Sebastião é acusado de transportar sete fuzis que tinham como destino o Morro do Martins
Foto: Divulgação

Acusado de fazer o transporte de fuzis que vinham da Bolívia para o Morro do Martins, em Neves, São Gonçalo, Sebastião Braz Da Fonseca Neto, de 49 anos, foi preso por policiais da Delegacia Especializada em Armas, Munições e Explosivos (Desarme), na noite da última sexta-feira, em Pedra de Guaratiba, Zona Oeste do Rio.

Traficante internacional de armas, Sebastião se apresentava como pastor de uma igreja evangélica. Contra ele, havia um mandado de prisão expedido pela Justiça Federal, cuja pena de condenação era de sete anos e seis meses de reclusão.

Sebastião foi preso pela primeira vez por agentes da Polícia Rodoviária Federal (PRF), em 2010, quando tentava transportar sete fuzis “Bushmaster”, modelo M-15, calibre 5,56. O armamento, fabricado nos Estados Unidos, havia sido adquirido na Bolívia e fortaleceria o arsenal de traficantes da comunidade de São Gonçalo.

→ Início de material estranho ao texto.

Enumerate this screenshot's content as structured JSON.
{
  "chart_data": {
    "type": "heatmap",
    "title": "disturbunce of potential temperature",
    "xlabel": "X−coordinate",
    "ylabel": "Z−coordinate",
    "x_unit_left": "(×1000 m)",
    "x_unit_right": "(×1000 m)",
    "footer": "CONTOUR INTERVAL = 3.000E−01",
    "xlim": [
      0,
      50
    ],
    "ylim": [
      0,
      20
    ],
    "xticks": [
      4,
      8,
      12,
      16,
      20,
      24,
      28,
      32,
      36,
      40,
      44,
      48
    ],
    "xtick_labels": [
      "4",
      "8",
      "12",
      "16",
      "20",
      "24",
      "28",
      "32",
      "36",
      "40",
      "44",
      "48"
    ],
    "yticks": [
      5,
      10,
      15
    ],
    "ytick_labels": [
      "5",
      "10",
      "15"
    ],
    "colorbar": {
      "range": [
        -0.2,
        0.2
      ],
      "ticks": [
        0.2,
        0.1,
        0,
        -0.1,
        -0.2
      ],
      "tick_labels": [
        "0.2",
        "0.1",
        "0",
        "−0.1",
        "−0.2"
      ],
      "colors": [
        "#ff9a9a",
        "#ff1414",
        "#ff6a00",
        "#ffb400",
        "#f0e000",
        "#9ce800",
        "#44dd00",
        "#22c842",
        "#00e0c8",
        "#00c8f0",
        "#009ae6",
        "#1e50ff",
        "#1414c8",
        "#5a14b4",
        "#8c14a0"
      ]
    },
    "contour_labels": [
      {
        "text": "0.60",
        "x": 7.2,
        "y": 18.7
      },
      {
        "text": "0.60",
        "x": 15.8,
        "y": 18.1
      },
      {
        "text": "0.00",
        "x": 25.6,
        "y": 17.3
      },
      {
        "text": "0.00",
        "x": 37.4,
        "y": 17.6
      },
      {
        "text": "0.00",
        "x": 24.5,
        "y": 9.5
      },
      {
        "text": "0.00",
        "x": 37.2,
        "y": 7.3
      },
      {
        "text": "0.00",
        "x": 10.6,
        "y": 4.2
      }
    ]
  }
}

Na época, Sebastião foi flagrado pela PRF na BR-262, entre Miranda e Corumbá, no Mato Grosso do Sul, em companhia de Francisco Ferreira Moura, 43 anos, que também se apresentava como pastor evangélico. Na abordagem, os dois disseram aos policiais que tinham ido até Corumbá, que faz fronteira com a Bolívia, para fazer pregação aos fiéis da congregação “A mão de Deus está aqui”, de Três Lagoas, no bairro Vila Nova. Entretanto, a dupla estava visivelmente nervosa e acabou apresentando contradições em seus depoimentos. Após realizarem uma minuciosa revista no automóvel, os agentes encontraram as sete armas escondidas em um compartimento de fundo falso nas portas dianteira e traseira e no assento traseiro do veículo. Segundo os agentes, eles receberiam R$ 20 mil pelo transporte do armamento.


No início do mês, policiais civis apreenderam 60 fuzis no terminal de cargas do Aeroporto Internacional do Rio de Janeiro (Galeão). Quatro pessoas foram presas durante a ação, entre elas o empresário João Vítor Silva Rosa e seu comparsa, José Carlos dos Santos Lins. Os dois seriam os responsáveis pela distribuição das armas em comunidade de São Gonçalo.